When evaluation mode is enabled, ProteinIQ also returns the official CleaveNet output files, including score CSVs and any evaluation plots CleaveNet generates.

In generator modes, the spreadsheet output contains one row per generated peptide:

ColumnDescription
Condition IndexConditioning row index. Unconditional generation uses 1.
Sample IndexSequence number within that condition.
SequenceGenerated peptide sequence
LengthPeptide length

ProteinIQ also exposes the upstream artifact bundle as downloadable files, including all_scores.csv, all_uncertainty.csv, weighted_all_scores.csv, per-MMP top-hit CSVs, allmmp_top20_cleaved.csv, and generated sequence CSVs when available.

Interpreting z-scores

Z-scores quantify cleavage efficiency relative to the training distribution. Higher positive values indicate stronger predicted cleavage. The uncertainty value is reported separately and is not already folded into the z-score.

Z-scoreInterpretation
> 2.0Strong predicted cleavage
1.0 to 2.0Moderate cleavage likelihood
0 to 1.0Weak cleavage
< 0Below-average cleavage, unlikely substrate

When designing selective substrates, compare z-scores across MMP variants. A peptide with high z-score for MMP13 but low scores for other MMPs would be a candidate MMP13-selective substrate.

How does CleaveNet work?

CleaveNet uses a transformer neural network to predict cleavage from peptide sequence alone. The model tokenizes each amino acid in the input sequence, processes them through self-attention layers that capture dependencies between positions, and outputs a z-score for each MMP variant.

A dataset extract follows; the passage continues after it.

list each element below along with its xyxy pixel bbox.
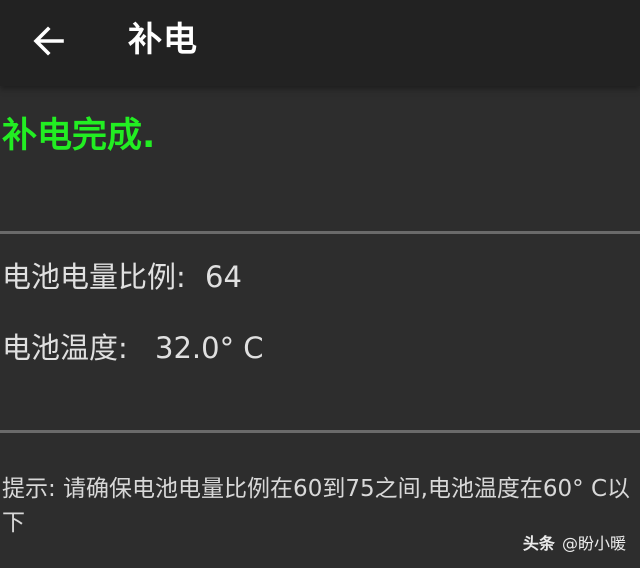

The predictor was trained on data from Kukreja et al. (2015), an mRNA display experiment that measured cleavage rates for thousands of randomized peptide substrates across multiple MMPs. Each peptide in the training set has experimentally measured cleavage values, allowing the model to learn which sequence motifs correlate with efficient cleavage by specific proteases.

Input peptides shorter than 10 residues are padded with special tokens. The model processes the padded sequence and predicts z-scores independently for each MMP—these scores represent how far above or below the mean cleavage rate a given peptide falls, normalized by the standard deviation of the training distribution.

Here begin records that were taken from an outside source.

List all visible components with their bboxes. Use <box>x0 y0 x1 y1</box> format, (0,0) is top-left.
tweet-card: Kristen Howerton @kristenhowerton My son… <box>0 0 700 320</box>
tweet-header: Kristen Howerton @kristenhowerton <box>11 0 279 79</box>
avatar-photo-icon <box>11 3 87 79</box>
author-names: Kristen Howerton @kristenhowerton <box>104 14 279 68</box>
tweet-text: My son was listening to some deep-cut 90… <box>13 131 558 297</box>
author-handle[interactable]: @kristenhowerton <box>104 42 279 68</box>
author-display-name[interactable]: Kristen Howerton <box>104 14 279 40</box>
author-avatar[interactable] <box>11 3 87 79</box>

An alternative LSTM architecture is also available in the original codebase for cases where the transformer may overfit to training patterns. The LSTM backbone can sometimes extrapolate better to novel cleavage motifs not well-represented in the training data.

The official CleaveNet codebase also includes a peptide generator. ProteinIQ now exposes both the unconditional generator and the z-score-conditioned generator through the same wrapper.

Applications

Protease-activated drug delivery: Peptide linkers connecting antibodies to cytotoxic payloads can be designed to release the drug only when cleaved by tumor-associated MMPs, reducing off-target toxicity.

Diagnostic biosensors: Peptides that fluoresce upon cleavage serve as activity-based probes. CleaveNet helps identify sequences with appropriate MMP selectivity for detecting specific cancers or inflammatory conditions.

Enzyme specificity studies: Comparing z-scores across the 17 MMP variants reveals which positions in a peptide drive selectivity, informing mechanistic understanding of MMP substrate preferences.

Limitations

  • Predictions are calibrated for 10-residue peptides. The model has not been extensively validated on shorter or longer sequences.
  • CleaveNet predicts relative cleavage efficiency, not absolute kinetic rates. Z-scores indicate ranking, not quantitative Km or kcat values.
  • Training data comes from in vitro mRNA display experiments; in vivo cleavage may differ due to protein folding, localization, and inhibitor presence.
  • Generated peptides are model samples, not experimentally validated substrates.